One of the many impacts of the government shutdown has been that the cancellation of the U.S. Antarctic Program for the year. The program, which is funded by the National Science Foundation, manages science research on the South Pole.
To get a better sense of what impact this will have on scientists whose research is supported by the program at the South Pole, we talked to C. Robert Clauer, who is a professor of space science at Virginia Tech and whose research in Antarctica is funded by the U.S. Antarctic Program. He told us about what life in Antarctica is like, what his research on space weather entails and what caretaker status means for scientists researching in Antarctica.
Leave your questions for him in the comments and he will return at 2:30 p.m. ET to answer selected relevant questions.
With the government shutdown, it’s been reported that stations at the U.S. Antarctic Program have gone to caretaker status. Could you give us some perspective on what that means?
All operations will stop at the Antarctic stations except those required for Life, Safety and preservation of government property. All research operations and preparations for research activity during the summer field season will stop.
How much time have you spent in Antarctica?
I have been to the Antarctic and South Pole during two summer periods, December 2010 – January 2011 and December 2011 – January 2012.
Could you tell us a little bit about what it’s like to live in Antarctica?
The South Pole is at a very high altitude. While it is physically around 9000 feet, the pressure altitude is more like 11,000 feet. The rotation of the Earth pulls atmosphere from the poles to the equator (centrifugal force). So, it takes some time to acclimate to the altitude.
Still, at least for me, work and physical activity moved at a slow pace. South Pole is cold even in the summer, so you must put on a lot of clothes to go outside. Putting on all of the clothing and heavy boots made me tired, but [it is] too hot to stay inside, so it was necessary to move outside right away.
The cold weather gear makes working outside very comfortable. In our case we were installing equipment that would work autonomously over the year making measurements of magnetic disturbances that result from electrical currents in space and in the ionosphere above the station.
We also have an experiment to investigate disturbances to GPS satellite signals caused by ionospheric disturbances. This involves digging a hole in the snow to bury the electronics box and battery box, erecting a tower that holds solar panels and the antennas for our satellite data relay system and GPS experiment and deploying our sensors.
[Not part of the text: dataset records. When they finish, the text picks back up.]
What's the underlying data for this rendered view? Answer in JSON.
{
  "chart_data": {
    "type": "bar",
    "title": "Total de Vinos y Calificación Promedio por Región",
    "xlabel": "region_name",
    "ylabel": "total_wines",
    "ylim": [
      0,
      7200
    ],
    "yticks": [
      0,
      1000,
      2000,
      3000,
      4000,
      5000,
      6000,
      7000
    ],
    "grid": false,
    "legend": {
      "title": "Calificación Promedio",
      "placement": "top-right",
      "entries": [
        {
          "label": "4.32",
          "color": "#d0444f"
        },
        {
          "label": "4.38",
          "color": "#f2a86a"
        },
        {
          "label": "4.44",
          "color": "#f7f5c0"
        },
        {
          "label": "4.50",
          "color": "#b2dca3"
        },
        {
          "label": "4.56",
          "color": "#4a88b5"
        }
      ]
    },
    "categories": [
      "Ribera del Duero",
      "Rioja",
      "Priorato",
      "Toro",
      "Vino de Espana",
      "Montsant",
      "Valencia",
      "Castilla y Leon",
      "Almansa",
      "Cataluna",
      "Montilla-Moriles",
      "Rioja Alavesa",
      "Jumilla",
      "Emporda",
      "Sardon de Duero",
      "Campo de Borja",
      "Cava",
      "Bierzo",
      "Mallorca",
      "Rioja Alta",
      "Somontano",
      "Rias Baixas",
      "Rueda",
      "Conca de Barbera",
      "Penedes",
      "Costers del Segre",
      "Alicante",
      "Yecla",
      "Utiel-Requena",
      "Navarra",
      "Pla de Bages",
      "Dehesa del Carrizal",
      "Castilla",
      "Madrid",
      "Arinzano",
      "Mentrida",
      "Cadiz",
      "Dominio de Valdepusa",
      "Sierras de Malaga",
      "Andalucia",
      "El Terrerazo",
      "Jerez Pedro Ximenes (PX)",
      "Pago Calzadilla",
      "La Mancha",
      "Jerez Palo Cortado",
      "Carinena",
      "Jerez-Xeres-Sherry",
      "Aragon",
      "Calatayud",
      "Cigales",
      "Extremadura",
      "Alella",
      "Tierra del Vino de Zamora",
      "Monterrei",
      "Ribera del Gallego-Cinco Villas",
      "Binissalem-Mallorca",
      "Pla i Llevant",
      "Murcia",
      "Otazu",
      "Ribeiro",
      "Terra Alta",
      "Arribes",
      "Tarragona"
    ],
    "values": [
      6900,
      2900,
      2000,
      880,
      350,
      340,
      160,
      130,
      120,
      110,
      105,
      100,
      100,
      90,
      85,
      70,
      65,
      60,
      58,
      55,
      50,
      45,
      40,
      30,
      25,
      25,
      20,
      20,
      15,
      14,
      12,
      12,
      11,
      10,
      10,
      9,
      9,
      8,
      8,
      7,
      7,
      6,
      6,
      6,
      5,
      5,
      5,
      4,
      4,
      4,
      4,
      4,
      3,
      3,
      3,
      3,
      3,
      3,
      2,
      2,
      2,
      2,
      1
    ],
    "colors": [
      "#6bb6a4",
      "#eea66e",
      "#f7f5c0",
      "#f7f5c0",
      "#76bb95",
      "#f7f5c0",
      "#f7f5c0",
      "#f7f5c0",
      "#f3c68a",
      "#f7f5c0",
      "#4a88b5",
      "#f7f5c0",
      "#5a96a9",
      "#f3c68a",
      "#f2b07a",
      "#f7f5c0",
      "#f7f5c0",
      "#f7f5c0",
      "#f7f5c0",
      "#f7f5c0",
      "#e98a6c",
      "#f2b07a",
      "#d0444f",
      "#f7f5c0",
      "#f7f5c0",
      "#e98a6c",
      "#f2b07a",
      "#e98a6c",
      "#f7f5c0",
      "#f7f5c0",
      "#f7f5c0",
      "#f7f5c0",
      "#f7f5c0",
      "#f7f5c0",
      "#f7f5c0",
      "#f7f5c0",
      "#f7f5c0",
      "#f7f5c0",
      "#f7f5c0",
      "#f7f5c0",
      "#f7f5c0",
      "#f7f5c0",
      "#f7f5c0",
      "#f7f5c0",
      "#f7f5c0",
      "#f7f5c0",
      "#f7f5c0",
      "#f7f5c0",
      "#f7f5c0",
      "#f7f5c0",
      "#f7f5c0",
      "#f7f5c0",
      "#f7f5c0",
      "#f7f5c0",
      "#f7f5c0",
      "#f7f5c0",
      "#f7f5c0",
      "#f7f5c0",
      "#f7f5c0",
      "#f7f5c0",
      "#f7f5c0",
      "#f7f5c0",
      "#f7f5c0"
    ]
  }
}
We work long days, and since the season is limited, we work on the weekends also. We are there to celebrate Christmas with a very nice dinner and New Years. There are some social activities, a Christmas party and a ceremony for New Years.
What’s it like to be there when the sun never sets?
It is something that you get used to. Celebrating New Years at midnight is bright sunlight, but the sun is on the other side of the station. It is very noticeable returning to Christchurch, New Zealand when returning home and the smells of the flowers and green vegetation have a very strong impact after being in a white desert environment.
I’m guessing there’s quite a small community of scientists and support staff there – what is life like on station?
The new South Pole station is very nice with comfortable sleeping rooms, excellent dining hall, gymnasium. The laboratory spaces are very good. The holiday party is created by the people at the station who have a lot of talent — several bands are formed and play music.
It is necessary to conserve power and water so showers are limited, but this is not much of a problem and it is easy to adapt to this life style. The library is very good so there are books and many video disks to watch for relaxation.
You said that you’re planning to head back in December. What impact do the seasons have on research there?
The summer research season starts, I think, in November and ends in early February or late January. This is the period that it is possible to work outside easily. After the summer season ends, a small group remains to winter over and maintain the station and conduct science experiments.
Your research interests include ‘space weather’. Could you explain that some more?
The solar wind interacts with the Earth’s magnetic field to produce an ‘electromagnetic’ weather around the Earth. The aurora or northern and southern polar lights are related to these phenomena. This weather now can affect much of the technology that we rely upon now — like communications systems, navigation systems, electrical power distribution, humans in space, air crews on polar transcontinental flights, and long distance pipelines.
It involves the development of the radiation belts, development of electrical currents that carry millions of amperes around the Earth and in the ionosphere.